Cependant, les preuves de la « réalité » du déterminisme génétique avaient été bien plus difficiles à apporter que celles intéressant le rôle du darwinisme dans l’évolution des espèces. Elles avaient résulté des travaux menés par la biologie moléculaire à partir de l’identification de la double hélice, dont précisément l’Institut Pasteur avec Jacques Monod avait été l’un des acteurs. On cru alors pouvoir comprendre le rôle des gènes dans la phylogenèse. Il était vite apparu que ceux-ci n’intervenaient pas directement dans la fabrication de l’embryon. Des médiateurs protéiques spécifiques faisaient le relais entre le gène ou les gènes supposés contribuer à la formation de l’organisme et les cellules directement concernées par l’ordre d’apparition et l’architecture des organes. Mais le mécanisme, totalement déterministe, excluait toute variation aléatoire. Il ne permettait, selon ces approches, aucune liberté ni plasticité, sinon par accidents. Une propriété qui avait été nommée la stéréospécificité permettait d’expliquer comment les protéines synthétisées (et repliées) sous l’influence des gènes ne pouvaient correspondre qu’à un et à un seul type d’organite infracellulaire ou de cellule. L’image popularisée alors fut celle de la clef qui ne peut ouvrir qu’une seule serrure.

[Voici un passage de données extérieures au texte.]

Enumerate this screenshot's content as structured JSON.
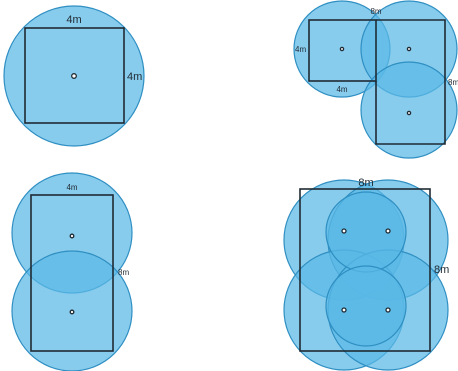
{
  "colors": {
    "circle_fill": "#5ab9e6",
    "circle_stroke": "#2f8fc2",
    "square_stroke": "#1f2a33",
    "background": "#ffffff"
  },
  "diagrams": [
    {
      "label_top": "4m",
      "label_right": "4m"
    },
    {
      "label_top": "8m",
      "label_left": "4m",
      "label_bottom": "4m",
      "label_right": "8m"
    },
    {
      "label_top": "4m",
      "label_right": "8m"
    },
    {
      "label_top": "8m",
      "label_right": "8m"
    }
  ]
}
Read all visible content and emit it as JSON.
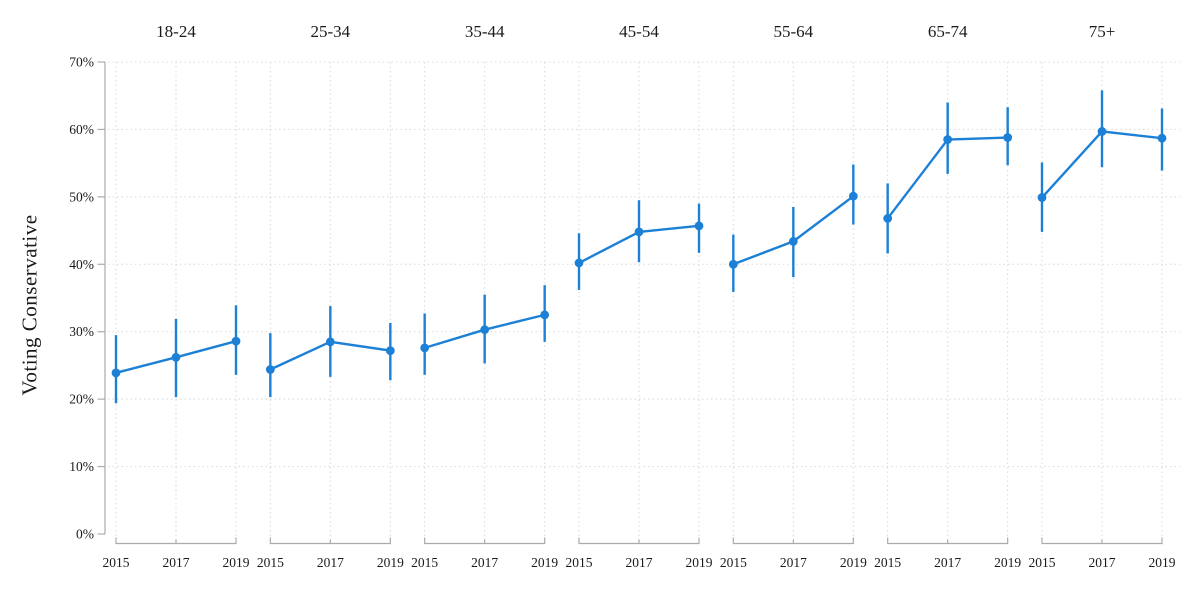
{
  "chart_data": {
    "type": "line",
    "title": "",
    "ylabel": "Voting Conservative",
    "xlabel": "",
    "x": [
      2015,
      2017,
      2019
    ],
    "x_tick_labels": [
      "2015",
      "2017",
      "2019"
    ],
    "ylim": [
      0,
      70
    ],
    "y_ticks": [
      0,
      10,
      20,
      30,
      40,
      50,
      60,
      70
    ],
    "y_tick_labels": [
      "0%",
      "10%",
      "20%",
      "30%",
      "40%",
      "50%",
      "60%",
      "70%"
    ],
    "grid": true,
    "legend": false,
    "error_bars": true,
    "facets": [
      {
        "label": "18-24",
        "values": [
          23.9,
          26.2,
          28.6
        ],
        "ci_low": [
          19.4,
          20.3,
          23.6
        ],
        "ci_high": [
          29.5,
          31.9,
          33.9
        ]
      },
      {
        "label": "25-34",
        "values": [
          24.4,
          28.5,
          27.2
        ],
        "ci_low": [
          20.3,
          23.3,
          22.8
        ],
        "ci_high": [
          29.8,
          33.8,
          31.3
        ]
      },
      {
        "label": "35-44",
        "values": [
          27.6,
          30.3,
          32.5
        ],
        "ci_low": [
          23.6,
          25.3,
          28.5
        ],
        "ci_high": [
          32.7,
          35.5,
          36.9
        ]
      },
      {
        "label": "45-54",
        "values": [
          40.2,
          44.8,
          45.7
        ],
        "ci_low": [
          36.2,
          40.3,
          41.7
        ],
        "ci_high": [
          44.6,
          49.5,
          49.0
        ]
      },
      {
        "label": "55-64",
        "values": [
          40.0,
          43.4,
          50.1
        ],
        "ci_low": [
          35.9,
          38.1,
          45.9
        ],
        "ci_high": [
          44.4,
          48.5,
          54.8
        ]
      },
      {
        "label": "65-74",
        "values": [
          46.8,
          58.5,
          58.8
        ],
        "ci_low": [
          41.6,
          53.4,
          54.7
        ],
        "ci_high": [
          52.0,
          64.0,
          63.3
        ]
      },
      {
        "label": "75+",
        "values": [
          49.9,
          59.7,
          58.7
        ],
        "ci_low": [
          44.8,
          54.4,
          53.9
        ],
        "ci_high": [
          55.1,
          65.8,
          63.1
        ]
      }
    ],
    "colors": {
      "series": "#1b80d6",
      "grid": "#d9d9d9",
      "axis": "#ababab",
      "text": "#1a1a1a"
    }
  }
}
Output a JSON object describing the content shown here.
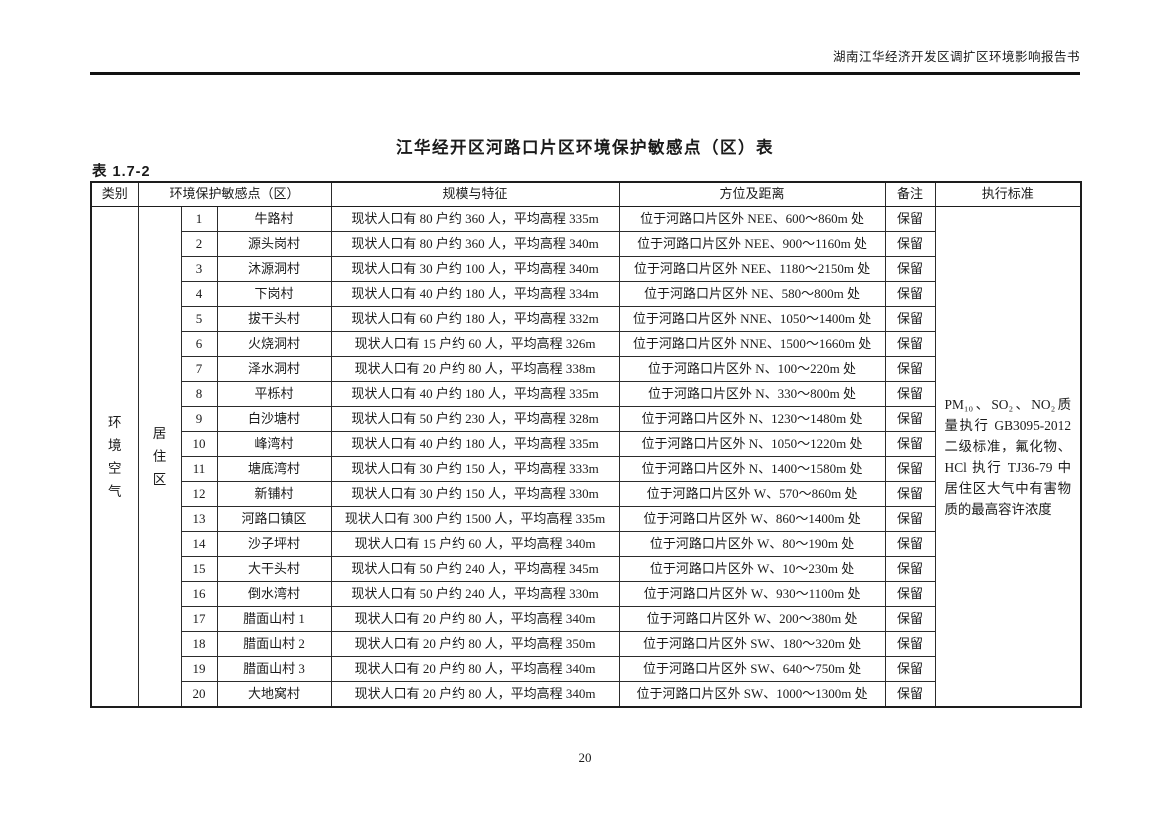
{
  "doc_header": {
    "title": "湖南江华经济开发区调扩区环境影响报告书"
  },
  "table_title": "江华经开区河路口片区环境保护敏感点（区）表",
  "table_label": "表 1.7-2",
  "table": {
    "headers": {
      "category": "类别",
      "sensitive_point": "环境保护敏感点（区）",
      "scale": "规模与特征",
      "direction": "方位及距离",
      "remark": "备注",
      "standard": "执行标准"
    },
    "category_vertical": "环境空气",
    "group_vertical": "居住区",
    "standard_text": "PM₁₀、SO₂、NO₂质量执行 GB3095-2012 二级标准，氟化物、HCl 执行 TJ36-79 中居住区大气中有害物质的最高容许浓度",
    "rows": [
      {
        "no": "1",
        "name": "牛路村",
        "scale": "现状人口有 80 户约 360 人，平均高程 335m",
        "direction": "位于河路口片区外 NEE、600～860m 处",
        "remark": "保留"
      },
      {
        "no": "2",
        "name": "源头岗村",
        "scale": "现状人口有 80 户约 360 人，平均高程 340m",
        "direction": "位于河路口片区外 NEE、900～1160m 处",
        "remark": "保留"
      },
      {
        "no": "3",
        "name": "沐源洞村",
        "scale": "现状人口有 30 户约 100 人，平均高程 340m",
        "direction": "位于河路口片区外 NEE、1180～2150m 处",
        "remark": "保留"
      },
      {
        "no": "4",
        "name": "下岗村",
        "scale": "现状人口有 40 户约 180 人，平均高程 334m",
        "direction": "位于河路口片区外 NE、580～800m 处",
        "remark": "保留"
      },
      {
        "no": "5",
        "name": "拔干头村",
        "scale": "现状人口有 60 户约 180 人，平均高程 332m",
        "direction": "位于河路口片区外 NNE、1050～1400m 处",
        "remark": "保留"
      },
      {
        "no": "6",
        "name": "火烧洞村",
        "scale": "现状人口有 15 户约 60 人，平均高程 326m",
        "direction": "位于河路口片区外 NNE、1500～1660m 处",
        "remark": "保留"
      },
      {
        "no": "7",
        "name": "泽水洞村",
        "scale": "现状人口有 20 户约 80 人，平均高程 338m",
        "direction": "位于河路口片区外 N、100～220m 处",
        "remark": "保留"
      },
      {
        "no": "8",
        "name": "平栎村",
        "scale": "现状人口有 40 户约 180 人，平均高程 335m",
        "direction": "位于河路口片区外 N、330～800m 处",
        "remark": "保留"
      },
      {
        "no": "9",
        "name": "白沙塘村",
        "scale": "现状人口有 50 户约 230 人，平均高程 328m",
        "direction": "位于河路口片区外 N、1230～1480m 处",
        "remark": "保留"
      },
      {
        "no": "10",
        "name": "峰湾村",
        "scale": "现状人口有 40 户约 180 人，平均高程 335m",
        "direction": "位于河路口片区外 N、1050～1220m 处",
        "remark": "保留"
      },
      {
        "no": "11",
        "name": "塘底湾村",
        "scale": "现状人口有 30 户约 150 人，平均高程 333m",
        "direction": "位于河路口片区外 N、1400～1580m 处",
        "remark": "保留"
      },
      {
        "no": "12",
        "name": "新铺村",
        "scale": "现状人口有 30 户约 150 人，平均高程 330m",
        "direction": "位于河路口片区外 W、570～860m 处",
        "remark": "保留"
      },
      {
        "no": "13",
        "name": "河路口镇区",
        "scale": "现状人口有 300 户约 1500 人，平均高程 335m",
        "direction": "位于河路口片区外 W、860～1400m 处",
        "remark": "保留"
      },
      {
        "no": "14",
        "name": "沙子坪村",
        "scale": "现状人口有 15 户约 60 人，平均高程 340m",
        "direction": "位于河路口片区外 W、80～190m 处",
        "remark": "保留"
      },
      {
        "no": "15",
        "name": "大干头村",
        "scale": "现状人口有 50 户约 240 人，平均高程 345m",
        "direction": "位于河路口片区外 W、10～230m 处",
        "remark": "保留"
      },
      {
        "no": "16",
        "name": "倒水湾村",
        "scale": "现状人口有 50 户约 240 人，平均高程 330m",
        "direction": "位于河路口片区外 W、930～1100m 处",
        "remark": "保留"
      },
      {
        "no": "17",
        "name": "腊面山村 1",
        "scale": "现状人口有 20 户约 80 人，平均高程 340m",
        "direction": "位于河路口片区外 W、200～380m 处",
        "remark": "保留"
      },
      {
        "no": "18",
        "name": "腊面山村 2",
        "scale": "现状人口有 20 户约 80 人，平均高程 350m",
        "direction": "位于河路口片区外 SW、180～320m 处",
        "remark": "保留"
      },
      {
        "no": "19",
        "name": "腊面山村 3",
        "scale": "现状人口有 20 户约 80 人，平均高程 340m",
        "direction": "位于河路口片区外 SW、640～750m 处",
        "remark": "保留"
      },
      {
        "no": "20",
        "name": "大地窝村",
        "scale": "现状人口有 20 户约 80 人，平均高程 340m",
        "direction": "位于河路口片区外 SW、1000～1300m 处",
        "remark": "保留"
      }
    ]
  },
  "footer": {
    "page_number": "20"
  }
}
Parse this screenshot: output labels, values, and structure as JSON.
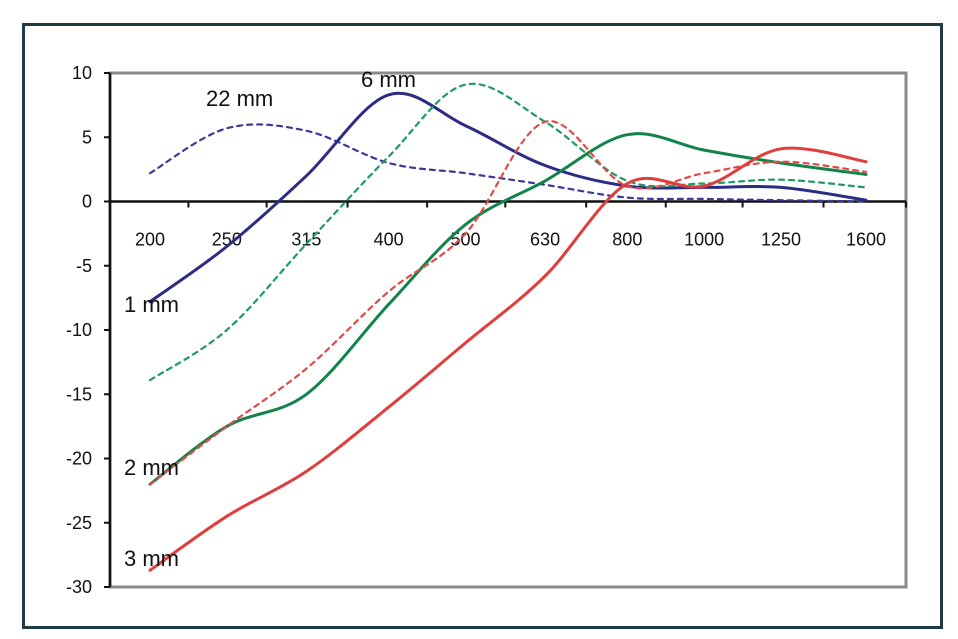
{
  "chart_data": {
    "type": "line",
    "title": "",
    "xlabel": "",
    "ylabel": "",
    "categories": [
      "200",
      "250",
      "315",
      "400",
      "500",
      "630",
      "800",
      "1000",
      "1250",
      "1600"
    ],
    "x_scale": "log",
    "ylim": [
      -30,
      10
    ],
    "yticks": [
      10,
      5,
      0,
      -5,
      -10,
      -15,
      -20,
      -25,
      -30
    ],
    "grid": false,
    "series": [
      {
        "name": "22 mm",
        "style": "dashed",
        "color": "#3a3a9a",
        "x": [
          200,
          250,
          315,
          400,
          500,
          630,
          800,
          1000,
          1250,
          1600
        ],
        "values": [
          2.2,
          5.7,
          5.5,
          3.0,
          2.2,
          1.3,
          0.3,
          0.2,
          0.1,
          0.0
        ]
      },
      {
        "name": "6 mm",
        "style": "solid",
        "color": "#2c2c84",
        "x": [
          200,
          250,
          315,
          400,
          500,
          630,
          800,
          1000,
          1250,
          1600
        ],
        "values": [
          -7.8,
          -3.5,
          2.0,
          8.3,
          5.9,
          2.8,
          1.2,
          1.1,
          1.1,
          0.1
        ]
      },
      {
        "name": "1 mm",
        "style": "dashed",
        "color": "#1e9b60",
        "x": [
          200,
          250,
          315,
          400,
          500,
          630,
          800,
          1000,
          1250,
          1600
        ],
        "values": [
          -13.9,
          -10.0,
          -3.3,
          3.5,
          9.1,
          6.2,
          1.6,
          1.4,
          1.7,
          1.1
        ]
      },
      {
        "name": "2 mm",
        "style": "solid",
        "color": "#12844a",
        "x": [
          200,
          250,
          315,
          400,
          500,
          630,
          800,
          1000,
          1250,
          1600
        ],
        "values": [
          -22.0,
          -17.5,
          -15.0,
          -8.0,
          -1.8,
          1.6,
          5.2,
          4.0,
          3.0,
          2.1
        ]
      },
      {
        "name": "2 mm (dashed)",
        "style": "dashed",
        "color": "#e04a4a",
        "x": [
          200,
          250,
          315,
          400,
          500,
          630,
          800,
          1000,
          1250,
          1600
        ],
        "values": [
          -22.0,
          -17.5,
          -13.0,
          -7.0,
          -2.5,
          6.2,
          1.2,
          2.2,
          3.1,
          2.3
        ]
      },
      {
        "name": "3 mm",
        "style": "solid",
        "color": "#e23d3d",
        "x": [
          200,
          250,
          315,
          400,
          500,
          630,
          800,
          1000,
          1250,
          1600
        ],
        "values": [
          -28.7,
          -24.5,
          -21.0,
          -16.0,
          -11.0,
          -5.8,
          1.4,
          1.2,
          4.1,
          3.1
        ]
      }
    ],
    "annotations": [
      "22 mm",
      "6 mm",
      "1 mm",
      "2 mm",
      "3 mm"
    ]
  }
}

Précisons cependant que si, pour les biologistes matérialistes, la programmation génétique et la variabilité des génomes introduite par des mutations aléatoires constituaient des conquêtes de la pensée scientifique déterministe qu’il ne fallait pas remettre en cause, l’on devait cependant tenir compte des observations multiples nouvelles qui s’accumulaient. En ce qui concerne l’ontogenèse, l’étude plus précise du rôle des gènes avait montré que l’intervention des gènes et des protéines dont ils provoquaient la synthèse était bien plus complexe que celle résumée par le concept « un gène, un caractère ». Des gènes dits régulateurs avaient été identifiées. Le protéome ou catalogue des protéines impliquées dans la reproduction s'est révélé par ailleurs infiniment plus riche que le catalogue des gènes propres à chaque espèce. La stéréospécificité apparut alors comme loin d’être systématique, le même morceau d’ADN pouvant diriger l’assemblage de protéines différentes, dont l’une seulement intervenait dans la suite de l’embryogenèse.
Par ailleurs, il n’était plus niable que dès sa formation, l’embryon était soumis aux contraintes du milieu, notamment du milieu social dit aussi milieu culturel. Le milieu influe de façon plus ou moins importante sur le développement de l’individu, selon des modalités étudiées dans le cadre d’une approche devenue depuis systématique, l’épigénétique.


En ce qui concerne l’évolution des génomes, c’est-à-dire la phylogenèse, il était apparu parallèlement que des phénomènes difficiles à considérer comme de simples mutations aléatoires pouvaient contribuer efficacement à la formation de nouvelles espèces ou à des modifications du génome à l’intérieur d’espèces existantes. Citons par exemple le transfert horizontal de gènes (très répandu, et pas seulement chez les bactéries) ou, à une autre échelle, la sélection de groupe présentée comme agissant sur l’ADN non d’un individu isolé mais de nombreux individus au sein d’un groupe soumis à une pression sélective. Il s’agissait en quelque sorte de mutations orientées par l’interaction avec le milieu.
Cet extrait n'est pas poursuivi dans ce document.